SC Year In Review: Boundary Lines, Dog Bites And Variances
Take a look at Public Act 13-308 which restructures significant environmental hazard reporting requirements, and ask yourself, if it is such a hazard, why does it take effect two years from now?
The law also requires DEEP to hire a consultant to take a hard look at all risk assumptions in the regulations and the role of risk (health and ecological) in the state and propose recommendations as deemed necessary. There is a restructured brownfield program for DECD and revised environmental land use restrictions (some are calling it "ELUR light") with a new term "the activity and use limitation" — only problem — there are no implementing regulations so it cannot be used.
Highlights of the Year
Now, let us have a look at what the Connecticut Supreme Court offered up this past year that is inherently interesting and affects your practice involving land.

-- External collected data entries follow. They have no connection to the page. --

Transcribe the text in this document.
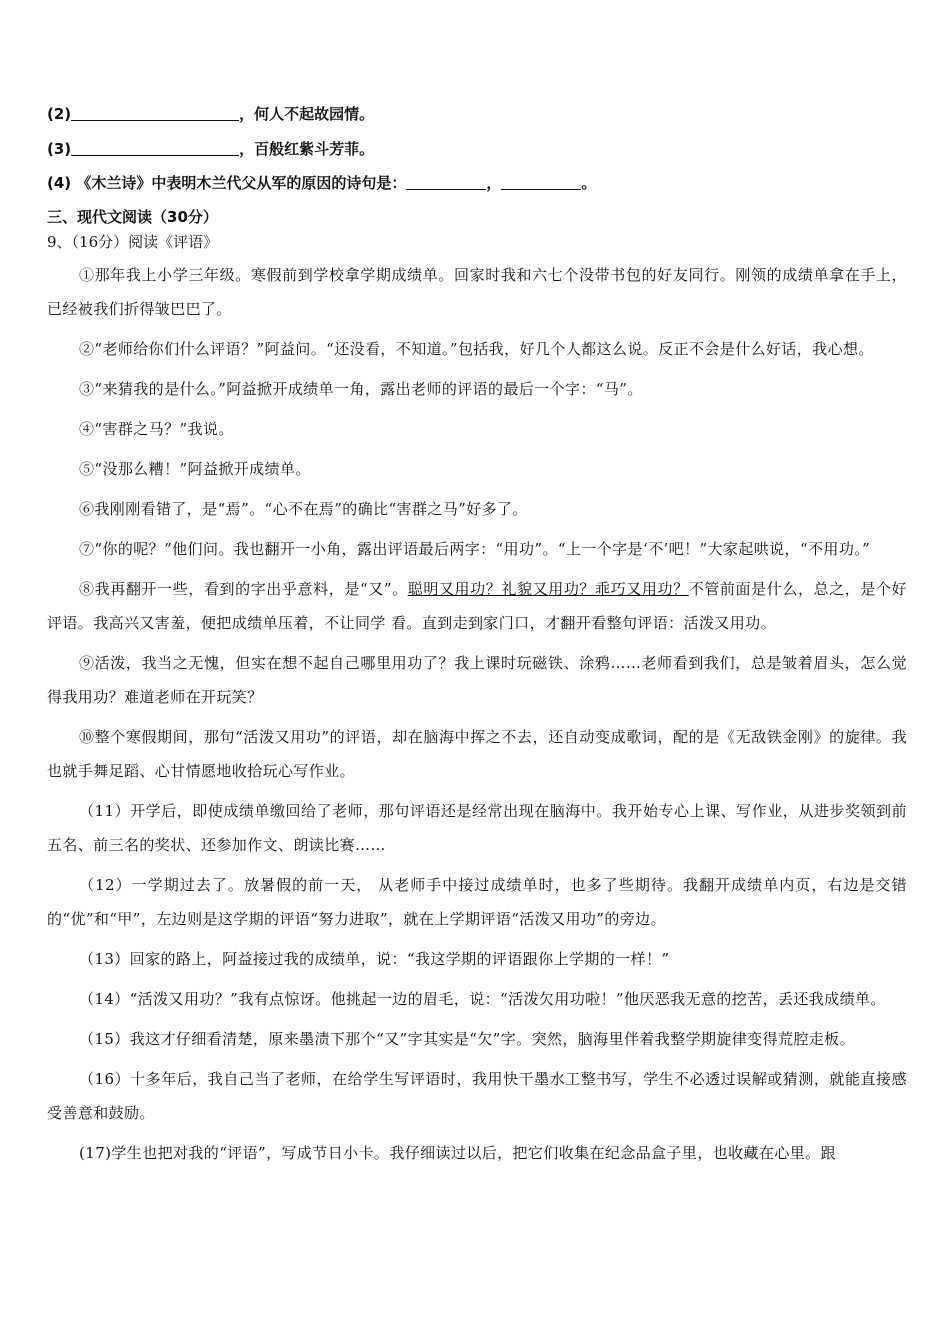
(2)	，何人不起故园情。
(3)	，百般红紫斗芳菲。
(4) 《木兰诗》中表明木兰代父从军的原因的诗句是：	，	。
三、现代文阅读（30分）
9、（16分）阅读《评语》

①那年我上小学三年级。寒假前到学校拿学期成绩单。回家时我和六七个没带书包的好友同行。刚领的成绩单拿在手上，已经被我们折得皱巴巴了。

②“老师给你们什么评语？”阿益问。“还没看，不知道。”包括我，好几个人都这么说。反正不会是什么好话，我心想。

③“来猜我的是什么。”阿益掀开成绩单一角，露出老师的评语的最后一个字：“马”。

④“害群之马？”我说。

⑤“没那么糟！”阿益掀开成绩单。

⑥我刚刚看错了，是“焉”。“心不在焉”的确比“害群之马”好多了。

⑦“你的呢？”他们问。我也翻开一小角，露出评语最后两字：“用功”。“上一个字是‘不’吧！”大家起哄说，“不用功。”

⑧我再翻开一些，看到的字出乎意料，是“又”。聪明又用功？礼貌又用功？乖巧又用功？不管前面是什么，总之，是个好评语。我高兴又害羞，便把成绩单压着，不让同学 看。直到走到家门口，才翻开看整句评语：活泼又用功。

⑨活泼，我当之无愧，但实在想不起自己哪里用功了？我上课时玩磁铁、涂鸦……老师看到我们，总是皱着眉头，怎么觉得我用功？难道老师在开玩笑？

⑩整个寒假期间，那句“活泼又用功”的评语，却在脑海中挥之不去，还自动变成歌词，配的是《无敌铁金刚》的旋律。我也就手舞足蹈、心甘情愿地收拾玩心写作业。

（11）开学后，即使成绩单缴回给了老师，那句评语还是经常出现在脑海中。我开始专心上课、写作业，从进步奖领到前五名、前三名的奖状、还参加作文、朗读比赛……

（12）一学期过去了。放暑假的前一天， 从老师手中接过成绩单时，也多了些期待。我翻开成绩单内页，右边是交错的“优”和“甲”，左边则是这学期的评语“努力进取”，就在上学期评语“活泼又用功”的旁边。

（13）回家的路上，阿益接过我的成绩单，说：“我这学期的评语跟你上学期的一样！”

（14）“活泼又用功？”我有点惊讶。他挑起一边的眉毛，说：“活泼欠用功啦！”他厌恶我无意的挖苦，丢还我成绩单。

（15）我这才仔细看清楚，原来墨渍下那个“又”字其实是“欠”字。突然，脑海里伴着我整学期旋律变得荒腔走板。

（16）十多年后，我自己当了老师，在给学生写评语时，我用快干墨水工整书写，学生不必透过误解或猜测，就能直接感受善意和鼓励。

(17)学生也把对我的“评语”，写成节日小卡。我仔细读过以后，把它们收集在纪念品盒子里，也收藏在心里。跟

As Emily Litella Would Say: 'Never Mind.'
Vance v. Tassmer
307 Conn 635 (2013)
You hardly see these, but when you do, it is fun to imagine the Court's behind-the scenes discussion. This is a run-of-the-mine neighbor-against-neighbor boundary line dispute, with a dash of adverse possession, a shaky settlement that fell apart, an ill-considered variance application as part of the settlement, an alleged waiver of the right to enforce the settlement agreement, and ultimately the Court's grant of the petition for certification. It is a short, two-page, per curiam decision. Once you get half way through it you will say to yourself, "Why did the Court ever take this case?" And then when you get to the end of the decision you will read, "This case should be dismissed on the ground that certification was improvidently granted."